SAN ANTONIO – Diagnosis of diabetes within the prior 4 years was independently associated with breast cancer in a Swedish case-control study.
Dr. Håkan Olsson reported at the San Antonio Breast Cancer Symposium on all 2,724 women diagnosed with breast cancer in southern Sweden during 2005-2007 and 20,542 matched controls. He and his coworkers were interested in how the malignancy is related to diabetes, obesity, and serum lipid levels.
In a multivariate analysis adjusted for obesity, serum lipids, and other potential confounders, the breast cancer patients were 37% more likely than controls to have been diagnosed with diabetes during the previous 4 years. Yet diabetes diagnosed 4-10 years previously was not associated with a significant increase in breast cancer, said Dr. Olsson, professor of oncology and cancer epidemiology at Lund (Sweden) University.
The most likely explanation for the finding that only relatively recently diagnosed diabetes was linked to increased risk of breast cancer is that the diabetic hormonal milieu doesn’t initiate breast tumors, but rather it promotes the growth of tumors that are already established but dormant. This would be analogous to the relationship between hormone replacement therapy and breast cancer, where the Early Breast Cancer Trialists’ Collaborative Group has demonstrated that it’s only present use, not past use, that increases the risk of malignancy, he observed.
Dr. Olsson and coworkers also looked at the relationship between diabetes and all other types of cancer among patients in the comprehensive regional cancer registry. They found that three other types of cancer in addition to breast cancer were associated with a significantly increased likelihood of prior diagnosis of diabetes compared to controls: pancreatic cancer, with a 2.36-fold increased rate; liver cancer, with a 3.43-fold increased odds; and colon cancer, with a 1.49-fold increase.
Dr. Olsson and coworkers also looked at the relationship between the antidiabetic medications metformin and glargine and cancer risk among all patients in the cancer registry, not just those with breast cancer. Use of the long-acting insulin analog glargine, which is quite common among Swedish type 2 diabetic patients, was associated with a 2.88-fold increased overall cancer risk. In contrast, metformin use was associated with an 8% reduction in overall cancer risk, although this association didn’t achieve statistical significance, unlike the relationship between glargine and overall cancer.
An association between glargine and increased cancer risk has also been noted in several other studies, according to Dr. Olsson.
In the southern Swedish breast cancer cohort, obesity after age 60 was independently associated with a 55% increased likelihood of breast cancer after controlling for diabetes and other factors in a multivariate analysis. However, obesity in women under age 60 was associated with a nonsignificant 41% reduction in breast cancer.
To Dr.

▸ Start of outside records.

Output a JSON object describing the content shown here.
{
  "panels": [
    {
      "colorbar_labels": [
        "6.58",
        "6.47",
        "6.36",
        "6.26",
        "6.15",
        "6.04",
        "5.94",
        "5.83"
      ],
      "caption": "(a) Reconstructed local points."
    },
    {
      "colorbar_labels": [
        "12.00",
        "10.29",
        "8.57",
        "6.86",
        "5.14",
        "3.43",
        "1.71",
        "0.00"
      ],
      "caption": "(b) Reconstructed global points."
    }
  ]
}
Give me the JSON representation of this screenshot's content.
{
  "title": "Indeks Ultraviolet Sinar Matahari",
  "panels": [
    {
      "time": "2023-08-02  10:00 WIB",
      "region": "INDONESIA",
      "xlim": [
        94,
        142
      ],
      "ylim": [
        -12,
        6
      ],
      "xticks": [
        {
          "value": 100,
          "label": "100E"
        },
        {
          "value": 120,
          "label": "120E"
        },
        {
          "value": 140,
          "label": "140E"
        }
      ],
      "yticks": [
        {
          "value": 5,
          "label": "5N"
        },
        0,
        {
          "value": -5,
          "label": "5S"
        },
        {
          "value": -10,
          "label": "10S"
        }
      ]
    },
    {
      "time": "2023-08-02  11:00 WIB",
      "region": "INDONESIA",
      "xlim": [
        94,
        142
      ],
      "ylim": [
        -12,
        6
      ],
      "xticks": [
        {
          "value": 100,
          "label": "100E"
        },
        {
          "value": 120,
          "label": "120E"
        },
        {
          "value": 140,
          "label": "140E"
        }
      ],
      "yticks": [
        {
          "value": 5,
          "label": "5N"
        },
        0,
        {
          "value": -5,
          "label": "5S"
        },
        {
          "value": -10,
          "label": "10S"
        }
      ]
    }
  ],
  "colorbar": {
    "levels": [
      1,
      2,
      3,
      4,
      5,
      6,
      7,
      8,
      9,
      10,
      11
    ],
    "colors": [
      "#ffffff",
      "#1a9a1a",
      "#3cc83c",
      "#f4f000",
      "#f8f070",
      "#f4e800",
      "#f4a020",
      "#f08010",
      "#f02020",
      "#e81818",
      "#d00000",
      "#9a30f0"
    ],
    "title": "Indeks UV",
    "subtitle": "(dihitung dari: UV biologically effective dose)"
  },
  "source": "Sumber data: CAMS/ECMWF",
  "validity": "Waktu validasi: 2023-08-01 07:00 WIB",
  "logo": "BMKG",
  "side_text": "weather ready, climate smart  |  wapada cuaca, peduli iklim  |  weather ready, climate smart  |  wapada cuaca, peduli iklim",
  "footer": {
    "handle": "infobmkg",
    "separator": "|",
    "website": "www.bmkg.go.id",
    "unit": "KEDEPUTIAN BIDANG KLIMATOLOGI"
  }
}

Olsson’s surprise, the investigators found that hypercholesterolemia was independently associated with a 27% reduction in the prevalence of breast cancer. In other words, significantly fewer breast cancer patients had a high cholesterol level compared with the general population. This is a novel finding that requires confirmation in other data sets, he added.
The relationship between metformin and breast cancer is under study in the large, prospective, phase III, double-blind, randomized MA 32 clinical trial led by the National Cancer Institute of Canada Clinical Trials Group. More than 1,000 nondiabetic patients with early-stage breast cancer have been randomized to metformin or placebo. Key end points in the MA 32 study include overall and disease-free survival. Results are about 5 years off.
Dr. Olsson’s study was funded by the Southern Sweden Health Care Region. He declared having no relevant financial relationships.